By Lee Chottiner
Community Editor
I lift my eyes to the mountains; from where will my help come? My help comes from the Lord, maker of heaven and earth.
— Psalm 121
One day in July, Cantor David Lipp walked into the Adath Jeshurun synagogue to be part of a choral performance.
Standing in the sanctuary, dressed as he normally does during the work week, he set his phone on a tripod. Then, listening through his earphones to a recording of Richard Smallwood’s religious anthem, Total Praise, he proceeded to sing his contribution to the composition.
“I think I had to record it two or three times to get it right,” Lipp said.
He wasn’t alone.
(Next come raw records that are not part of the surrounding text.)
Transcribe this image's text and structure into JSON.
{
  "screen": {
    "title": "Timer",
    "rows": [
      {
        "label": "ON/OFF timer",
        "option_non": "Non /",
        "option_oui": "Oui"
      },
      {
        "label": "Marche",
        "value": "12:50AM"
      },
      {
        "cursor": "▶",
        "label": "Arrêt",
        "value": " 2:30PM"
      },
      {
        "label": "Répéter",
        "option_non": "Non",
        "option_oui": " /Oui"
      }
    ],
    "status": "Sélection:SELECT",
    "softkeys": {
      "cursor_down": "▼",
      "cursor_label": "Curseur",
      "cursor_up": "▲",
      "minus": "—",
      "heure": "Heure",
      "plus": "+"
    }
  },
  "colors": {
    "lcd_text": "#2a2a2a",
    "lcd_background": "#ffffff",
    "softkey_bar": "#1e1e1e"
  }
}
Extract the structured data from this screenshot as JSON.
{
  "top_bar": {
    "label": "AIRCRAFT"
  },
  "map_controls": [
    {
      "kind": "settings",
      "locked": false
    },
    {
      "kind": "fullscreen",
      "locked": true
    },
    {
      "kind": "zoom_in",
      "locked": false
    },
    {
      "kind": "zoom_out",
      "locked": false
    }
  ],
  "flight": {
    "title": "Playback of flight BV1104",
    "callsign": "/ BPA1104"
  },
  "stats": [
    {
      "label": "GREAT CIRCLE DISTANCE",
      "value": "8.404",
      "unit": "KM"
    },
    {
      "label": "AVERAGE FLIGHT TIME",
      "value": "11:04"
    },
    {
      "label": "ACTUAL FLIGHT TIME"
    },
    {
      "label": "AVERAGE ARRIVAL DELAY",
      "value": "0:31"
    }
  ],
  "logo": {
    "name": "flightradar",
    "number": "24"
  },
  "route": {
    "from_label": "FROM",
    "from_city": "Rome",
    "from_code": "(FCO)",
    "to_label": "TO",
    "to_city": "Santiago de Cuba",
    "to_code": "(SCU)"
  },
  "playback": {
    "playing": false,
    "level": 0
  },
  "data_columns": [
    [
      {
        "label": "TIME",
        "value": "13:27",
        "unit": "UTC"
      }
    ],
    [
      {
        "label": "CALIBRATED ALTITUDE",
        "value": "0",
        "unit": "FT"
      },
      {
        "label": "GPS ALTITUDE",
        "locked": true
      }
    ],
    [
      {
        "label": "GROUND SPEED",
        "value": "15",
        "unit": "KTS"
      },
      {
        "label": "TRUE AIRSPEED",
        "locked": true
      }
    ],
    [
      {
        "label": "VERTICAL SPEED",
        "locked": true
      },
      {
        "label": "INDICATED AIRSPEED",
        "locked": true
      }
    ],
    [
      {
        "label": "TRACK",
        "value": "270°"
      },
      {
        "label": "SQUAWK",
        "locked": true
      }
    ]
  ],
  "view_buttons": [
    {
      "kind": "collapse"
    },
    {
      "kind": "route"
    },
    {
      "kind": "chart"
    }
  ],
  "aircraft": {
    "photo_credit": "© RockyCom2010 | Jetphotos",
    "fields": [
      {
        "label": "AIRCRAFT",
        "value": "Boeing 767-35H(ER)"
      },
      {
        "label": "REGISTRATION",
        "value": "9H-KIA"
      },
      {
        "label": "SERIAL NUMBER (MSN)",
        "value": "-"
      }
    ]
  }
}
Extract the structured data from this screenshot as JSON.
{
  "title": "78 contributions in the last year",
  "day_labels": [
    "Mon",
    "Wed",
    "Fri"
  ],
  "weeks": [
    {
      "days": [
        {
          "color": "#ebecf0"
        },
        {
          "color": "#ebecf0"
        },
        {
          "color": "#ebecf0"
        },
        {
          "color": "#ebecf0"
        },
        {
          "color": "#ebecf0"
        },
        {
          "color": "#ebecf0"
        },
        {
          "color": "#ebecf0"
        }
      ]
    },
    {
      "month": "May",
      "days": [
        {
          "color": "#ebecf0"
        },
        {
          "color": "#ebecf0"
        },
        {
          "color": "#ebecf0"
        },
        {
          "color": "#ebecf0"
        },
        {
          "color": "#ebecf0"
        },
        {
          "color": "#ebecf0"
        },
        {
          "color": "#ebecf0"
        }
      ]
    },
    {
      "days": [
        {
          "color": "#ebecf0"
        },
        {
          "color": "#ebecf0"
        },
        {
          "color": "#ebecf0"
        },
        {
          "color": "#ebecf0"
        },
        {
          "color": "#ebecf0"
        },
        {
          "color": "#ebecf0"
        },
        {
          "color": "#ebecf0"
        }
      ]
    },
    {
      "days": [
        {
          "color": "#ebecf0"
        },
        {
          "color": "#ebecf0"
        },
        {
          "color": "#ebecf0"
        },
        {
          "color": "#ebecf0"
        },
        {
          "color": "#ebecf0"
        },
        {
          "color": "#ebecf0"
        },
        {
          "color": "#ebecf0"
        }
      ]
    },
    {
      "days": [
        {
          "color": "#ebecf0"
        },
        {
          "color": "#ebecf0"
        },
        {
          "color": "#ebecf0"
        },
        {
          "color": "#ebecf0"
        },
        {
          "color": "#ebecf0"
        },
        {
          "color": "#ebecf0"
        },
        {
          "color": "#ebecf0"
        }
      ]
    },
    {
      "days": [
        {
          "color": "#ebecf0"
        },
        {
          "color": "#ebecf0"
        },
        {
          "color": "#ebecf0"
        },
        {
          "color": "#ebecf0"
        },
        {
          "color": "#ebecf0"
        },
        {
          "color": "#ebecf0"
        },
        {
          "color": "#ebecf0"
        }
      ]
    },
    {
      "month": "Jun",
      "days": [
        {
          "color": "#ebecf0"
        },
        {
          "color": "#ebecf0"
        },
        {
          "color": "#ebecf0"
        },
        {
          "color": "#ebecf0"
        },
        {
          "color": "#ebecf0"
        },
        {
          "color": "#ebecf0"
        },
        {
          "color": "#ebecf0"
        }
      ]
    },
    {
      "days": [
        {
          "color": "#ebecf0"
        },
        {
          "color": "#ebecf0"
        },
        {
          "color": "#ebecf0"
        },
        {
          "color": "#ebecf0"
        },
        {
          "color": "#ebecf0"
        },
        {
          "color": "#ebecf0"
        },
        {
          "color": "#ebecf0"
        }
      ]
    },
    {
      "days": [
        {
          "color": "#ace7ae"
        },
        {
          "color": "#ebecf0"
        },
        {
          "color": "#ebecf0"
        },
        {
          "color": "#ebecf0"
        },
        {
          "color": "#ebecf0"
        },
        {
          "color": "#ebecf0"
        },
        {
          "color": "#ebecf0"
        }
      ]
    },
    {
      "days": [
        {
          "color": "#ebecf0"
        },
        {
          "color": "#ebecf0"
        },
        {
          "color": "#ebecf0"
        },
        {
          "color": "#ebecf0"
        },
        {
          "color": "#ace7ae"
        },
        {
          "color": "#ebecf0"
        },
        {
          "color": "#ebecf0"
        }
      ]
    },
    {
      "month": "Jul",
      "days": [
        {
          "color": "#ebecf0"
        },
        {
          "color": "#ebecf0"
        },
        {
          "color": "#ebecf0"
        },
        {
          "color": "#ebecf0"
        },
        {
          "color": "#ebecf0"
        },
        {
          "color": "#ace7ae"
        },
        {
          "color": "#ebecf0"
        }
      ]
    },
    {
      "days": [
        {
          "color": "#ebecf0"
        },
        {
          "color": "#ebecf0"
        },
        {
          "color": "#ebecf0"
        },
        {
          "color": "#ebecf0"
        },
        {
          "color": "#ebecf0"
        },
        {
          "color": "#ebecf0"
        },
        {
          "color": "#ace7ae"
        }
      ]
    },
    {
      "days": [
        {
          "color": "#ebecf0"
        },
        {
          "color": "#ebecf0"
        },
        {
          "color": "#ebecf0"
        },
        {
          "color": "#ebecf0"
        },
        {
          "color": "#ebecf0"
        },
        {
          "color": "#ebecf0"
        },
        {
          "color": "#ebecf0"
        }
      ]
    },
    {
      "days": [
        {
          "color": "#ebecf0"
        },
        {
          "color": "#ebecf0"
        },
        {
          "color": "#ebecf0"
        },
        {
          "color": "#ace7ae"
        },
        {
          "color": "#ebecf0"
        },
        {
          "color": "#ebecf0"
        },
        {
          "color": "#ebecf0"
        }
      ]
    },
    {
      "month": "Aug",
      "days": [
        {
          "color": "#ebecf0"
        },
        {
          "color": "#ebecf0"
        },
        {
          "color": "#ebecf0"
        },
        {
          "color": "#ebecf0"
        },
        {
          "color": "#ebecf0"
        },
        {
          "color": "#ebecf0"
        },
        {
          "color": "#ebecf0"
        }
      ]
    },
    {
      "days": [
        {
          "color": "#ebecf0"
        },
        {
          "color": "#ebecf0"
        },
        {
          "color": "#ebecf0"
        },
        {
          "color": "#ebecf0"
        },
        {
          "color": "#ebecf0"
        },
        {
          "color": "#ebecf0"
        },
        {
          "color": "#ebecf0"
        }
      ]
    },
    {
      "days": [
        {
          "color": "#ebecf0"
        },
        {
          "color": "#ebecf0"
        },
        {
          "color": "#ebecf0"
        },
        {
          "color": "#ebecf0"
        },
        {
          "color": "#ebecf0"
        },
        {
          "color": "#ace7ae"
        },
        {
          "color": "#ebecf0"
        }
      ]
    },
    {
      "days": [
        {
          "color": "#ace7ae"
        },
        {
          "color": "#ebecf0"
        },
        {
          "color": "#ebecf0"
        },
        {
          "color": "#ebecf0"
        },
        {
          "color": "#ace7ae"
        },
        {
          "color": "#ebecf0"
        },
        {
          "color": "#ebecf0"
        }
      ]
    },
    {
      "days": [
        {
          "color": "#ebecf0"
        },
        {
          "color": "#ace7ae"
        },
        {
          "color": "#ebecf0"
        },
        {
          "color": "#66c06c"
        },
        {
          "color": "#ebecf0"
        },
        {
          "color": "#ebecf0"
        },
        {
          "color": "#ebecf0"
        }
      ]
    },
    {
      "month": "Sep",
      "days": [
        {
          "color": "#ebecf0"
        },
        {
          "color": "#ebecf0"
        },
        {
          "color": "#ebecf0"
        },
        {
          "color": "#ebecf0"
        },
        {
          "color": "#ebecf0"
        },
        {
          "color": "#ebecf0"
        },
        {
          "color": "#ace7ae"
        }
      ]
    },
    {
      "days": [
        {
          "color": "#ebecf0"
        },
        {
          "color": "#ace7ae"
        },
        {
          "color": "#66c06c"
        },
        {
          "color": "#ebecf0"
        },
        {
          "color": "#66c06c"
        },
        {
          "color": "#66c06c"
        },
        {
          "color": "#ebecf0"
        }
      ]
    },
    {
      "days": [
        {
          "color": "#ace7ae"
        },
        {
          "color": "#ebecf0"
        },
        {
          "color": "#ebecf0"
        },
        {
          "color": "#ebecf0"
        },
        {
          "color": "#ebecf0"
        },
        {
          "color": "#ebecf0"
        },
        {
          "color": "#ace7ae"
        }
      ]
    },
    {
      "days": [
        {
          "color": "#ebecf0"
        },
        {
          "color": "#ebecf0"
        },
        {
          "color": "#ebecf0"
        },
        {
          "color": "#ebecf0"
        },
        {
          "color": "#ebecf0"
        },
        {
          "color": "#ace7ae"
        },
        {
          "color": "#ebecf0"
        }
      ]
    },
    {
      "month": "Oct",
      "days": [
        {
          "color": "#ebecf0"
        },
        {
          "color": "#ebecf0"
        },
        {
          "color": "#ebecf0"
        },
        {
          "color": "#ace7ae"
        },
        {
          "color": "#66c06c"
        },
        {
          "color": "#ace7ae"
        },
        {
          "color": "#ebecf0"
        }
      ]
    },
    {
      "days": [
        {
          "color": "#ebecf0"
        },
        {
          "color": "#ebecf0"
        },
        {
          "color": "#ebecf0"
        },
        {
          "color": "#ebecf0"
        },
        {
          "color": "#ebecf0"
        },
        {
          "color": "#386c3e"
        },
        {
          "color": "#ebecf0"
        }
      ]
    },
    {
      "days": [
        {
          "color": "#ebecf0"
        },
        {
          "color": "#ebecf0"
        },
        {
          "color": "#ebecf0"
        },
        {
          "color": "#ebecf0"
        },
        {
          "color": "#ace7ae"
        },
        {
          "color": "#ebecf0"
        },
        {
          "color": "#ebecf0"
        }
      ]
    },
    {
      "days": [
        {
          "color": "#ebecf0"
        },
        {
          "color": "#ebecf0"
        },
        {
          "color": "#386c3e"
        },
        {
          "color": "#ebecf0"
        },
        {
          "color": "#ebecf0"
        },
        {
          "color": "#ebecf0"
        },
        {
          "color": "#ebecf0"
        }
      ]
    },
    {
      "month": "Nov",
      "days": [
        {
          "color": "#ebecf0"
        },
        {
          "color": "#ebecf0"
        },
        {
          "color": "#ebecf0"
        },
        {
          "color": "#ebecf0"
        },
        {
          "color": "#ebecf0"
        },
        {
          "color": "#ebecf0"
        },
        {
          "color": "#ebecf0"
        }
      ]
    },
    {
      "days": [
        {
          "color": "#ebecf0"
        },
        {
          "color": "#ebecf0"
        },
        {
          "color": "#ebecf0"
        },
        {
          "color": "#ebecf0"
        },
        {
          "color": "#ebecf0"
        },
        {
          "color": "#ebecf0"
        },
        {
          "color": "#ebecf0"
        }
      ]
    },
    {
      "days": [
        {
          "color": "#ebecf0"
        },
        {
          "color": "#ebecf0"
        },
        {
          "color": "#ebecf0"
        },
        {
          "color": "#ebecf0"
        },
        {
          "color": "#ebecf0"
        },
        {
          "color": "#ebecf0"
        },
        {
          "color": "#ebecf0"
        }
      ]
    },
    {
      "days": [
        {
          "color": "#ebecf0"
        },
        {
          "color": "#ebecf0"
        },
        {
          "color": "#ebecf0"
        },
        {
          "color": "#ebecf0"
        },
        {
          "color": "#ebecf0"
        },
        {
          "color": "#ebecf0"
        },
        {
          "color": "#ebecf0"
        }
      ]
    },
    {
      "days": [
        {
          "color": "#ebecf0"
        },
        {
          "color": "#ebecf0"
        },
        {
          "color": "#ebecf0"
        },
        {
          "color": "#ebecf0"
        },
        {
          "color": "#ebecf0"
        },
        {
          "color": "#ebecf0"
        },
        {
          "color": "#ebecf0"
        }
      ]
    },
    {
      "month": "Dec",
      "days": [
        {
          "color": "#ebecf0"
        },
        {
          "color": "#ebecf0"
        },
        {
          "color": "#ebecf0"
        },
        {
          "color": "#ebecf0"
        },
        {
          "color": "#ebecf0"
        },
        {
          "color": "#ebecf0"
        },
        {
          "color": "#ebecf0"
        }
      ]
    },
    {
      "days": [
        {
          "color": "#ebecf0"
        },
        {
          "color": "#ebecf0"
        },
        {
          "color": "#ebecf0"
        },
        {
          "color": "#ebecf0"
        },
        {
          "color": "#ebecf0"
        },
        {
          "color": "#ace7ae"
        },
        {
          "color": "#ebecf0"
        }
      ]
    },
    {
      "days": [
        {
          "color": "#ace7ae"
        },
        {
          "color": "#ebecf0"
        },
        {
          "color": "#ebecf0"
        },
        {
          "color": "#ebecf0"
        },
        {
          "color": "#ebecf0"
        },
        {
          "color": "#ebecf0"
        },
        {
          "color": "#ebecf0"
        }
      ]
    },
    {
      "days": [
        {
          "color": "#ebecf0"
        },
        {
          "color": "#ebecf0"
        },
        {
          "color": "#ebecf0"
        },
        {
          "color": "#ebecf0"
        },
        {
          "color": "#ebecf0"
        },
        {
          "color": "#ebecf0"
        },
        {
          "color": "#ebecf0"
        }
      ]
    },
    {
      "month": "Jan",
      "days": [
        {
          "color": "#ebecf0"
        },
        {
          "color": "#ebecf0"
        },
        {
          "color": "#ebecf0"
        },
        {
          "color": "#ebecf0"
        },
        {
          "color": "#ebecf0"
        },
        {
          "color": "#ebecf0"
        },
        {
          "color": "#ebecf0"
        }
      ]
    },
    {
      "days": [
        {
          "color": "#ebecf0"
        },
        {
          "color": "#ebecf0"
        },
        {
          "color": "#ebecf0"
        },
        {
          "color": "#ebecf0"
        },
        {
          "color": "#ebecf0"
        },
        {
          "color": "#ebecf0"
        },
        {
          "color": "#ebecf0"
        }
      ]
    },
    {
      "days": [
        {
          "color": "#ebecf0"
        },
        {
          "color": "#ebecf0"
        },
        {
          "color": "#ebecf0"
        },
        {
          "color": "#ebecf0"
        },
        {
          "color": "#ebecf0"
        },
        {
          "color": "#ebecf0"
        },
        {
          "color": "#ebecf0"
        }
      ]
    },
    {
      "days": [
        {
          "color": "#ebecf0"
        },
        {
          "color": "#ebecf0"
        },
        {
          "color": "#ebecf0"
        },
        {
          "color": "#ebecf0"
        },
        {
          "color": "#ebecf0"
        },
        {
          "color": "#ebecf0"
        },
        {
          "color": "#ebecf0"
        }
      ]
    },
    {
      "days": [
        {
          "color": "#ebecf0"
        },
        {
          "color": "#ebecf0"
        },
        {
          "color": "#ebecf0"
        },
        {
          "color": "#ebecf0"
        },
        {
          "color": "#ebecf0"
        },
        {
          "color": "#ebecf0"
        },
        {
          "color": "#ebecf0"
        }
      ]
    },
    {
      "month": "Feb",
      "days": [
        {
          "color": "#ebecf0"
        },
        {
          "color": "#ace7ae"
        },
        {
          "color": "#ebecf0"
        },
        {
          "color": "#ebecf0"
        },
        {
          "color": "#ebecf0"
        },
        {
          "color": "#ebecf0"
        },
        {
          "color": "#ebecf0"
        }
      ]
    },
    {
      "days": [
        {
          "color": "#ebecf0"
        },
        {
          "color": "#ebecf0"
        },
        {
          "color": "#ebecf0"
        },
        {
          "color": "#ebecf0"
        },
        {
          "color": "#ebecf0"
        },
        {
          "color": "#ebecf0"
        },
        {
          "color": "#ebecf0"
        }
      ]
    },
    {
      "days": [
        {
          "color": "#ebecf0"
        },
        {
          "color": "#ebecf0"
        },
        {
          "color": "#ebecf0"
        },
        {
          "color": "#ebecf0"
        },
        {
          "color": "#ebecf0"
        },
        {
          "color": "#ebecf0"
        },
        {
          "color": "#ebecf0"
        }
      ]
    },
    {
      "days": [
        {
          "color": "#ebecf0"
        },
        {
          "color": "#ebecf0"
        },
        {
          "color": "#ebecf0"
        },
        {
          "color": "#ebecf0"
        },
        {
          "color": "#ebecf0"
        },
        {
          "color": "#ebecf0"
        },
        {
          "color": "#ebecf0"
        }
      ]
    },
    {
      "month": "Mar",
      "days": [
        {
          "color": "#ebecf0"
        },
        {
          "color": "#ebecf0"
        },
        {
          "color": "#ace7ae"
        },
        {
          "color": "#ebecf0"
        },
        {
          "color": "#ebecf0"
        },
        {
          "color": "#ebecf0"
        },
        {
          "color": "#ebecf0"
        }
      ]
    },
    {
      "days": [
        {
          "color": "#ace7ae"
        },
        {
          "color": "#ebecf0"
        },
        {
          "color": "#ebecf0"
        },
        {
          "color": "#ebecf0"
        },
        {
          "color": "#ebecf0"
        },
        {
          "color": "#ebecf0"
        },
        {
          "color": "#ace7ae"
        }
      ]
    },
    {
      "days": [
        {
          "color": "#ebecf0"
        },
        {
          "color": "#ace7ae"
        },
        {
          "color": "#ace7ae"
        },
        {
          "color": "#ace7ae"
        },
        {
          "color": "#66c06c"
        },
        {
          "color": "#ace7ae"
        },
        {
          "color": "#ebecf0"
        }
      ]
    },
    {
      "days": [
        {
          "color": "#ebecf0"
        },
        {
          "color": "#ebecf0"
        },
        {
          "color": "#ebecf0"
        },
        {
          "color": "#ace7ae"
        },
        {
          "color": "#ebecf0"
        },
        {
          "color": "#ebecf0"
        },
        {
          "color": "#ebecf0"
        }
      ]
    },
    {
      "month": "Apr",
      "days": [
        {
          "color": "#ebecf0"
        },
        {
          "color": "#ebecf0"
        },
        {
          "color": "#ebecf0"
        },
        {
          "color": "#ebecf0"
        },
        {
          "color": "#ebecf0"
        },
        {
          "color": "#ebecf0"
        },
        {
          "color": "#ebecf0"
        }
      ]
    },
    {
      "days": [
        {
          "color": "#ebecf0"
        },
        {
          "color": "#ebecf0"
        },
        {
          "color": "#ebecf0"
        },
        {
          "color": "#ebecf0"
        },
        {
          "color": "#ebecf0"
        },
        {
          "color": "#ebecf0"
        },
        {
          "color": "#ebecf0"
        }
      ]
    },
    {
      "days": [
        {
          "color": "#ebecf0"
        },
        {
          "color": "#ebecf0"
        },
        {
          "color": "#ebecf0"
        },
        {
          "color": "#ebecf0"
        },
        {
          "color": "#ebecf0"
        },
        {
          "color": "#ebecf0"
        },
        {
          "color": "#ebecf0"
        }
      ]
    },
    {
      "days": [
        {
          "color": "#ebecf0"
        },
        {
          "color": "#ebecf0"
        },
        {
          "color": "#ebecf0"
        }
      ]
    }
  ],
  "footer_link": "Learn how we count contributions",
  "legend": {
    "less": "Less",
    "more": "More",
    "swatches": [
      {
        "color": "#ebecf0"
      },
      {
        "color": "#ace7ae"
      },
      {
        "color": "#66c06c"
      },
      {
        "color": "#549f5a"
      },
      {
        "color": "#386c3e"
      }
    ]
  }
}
Some 100 other cantors and black “music ministers” did the same in their synagogues, churches and homes across the United States, Canada, Uruguay and Israel, coming together on a single musical composition that they hope will promote peace through harmony at a time when the world surely needs it.
It might be the first time that black and Jewish religious vocalists have come together on such a project, but it probably won’t be the last.
The video, called Voices for Change, was released shortly after Yom Kippur. A project of the Cantors Assembly (CA), it consists of the four-minute video recording of Total Praise and a 21-minute dialogue between Rabbi-Cantor Jeffrey Myers of the Tree of Life*Or L’Simcha synagogue in Pittsburgh and Pastor Eric Manning of the Emanuel AME “Mother Emanuel” Church, in Charleston, South Carolina – two houses of worships that were infamously and violently attacked by right-wing gunmen.
The four-month project, which included fundraising, obtaining recording rights to the music, production and engineering, was a direct response to the murder of George Floyd by a Minneapolis police officer earlier this year, touching off months of angry protests around the world.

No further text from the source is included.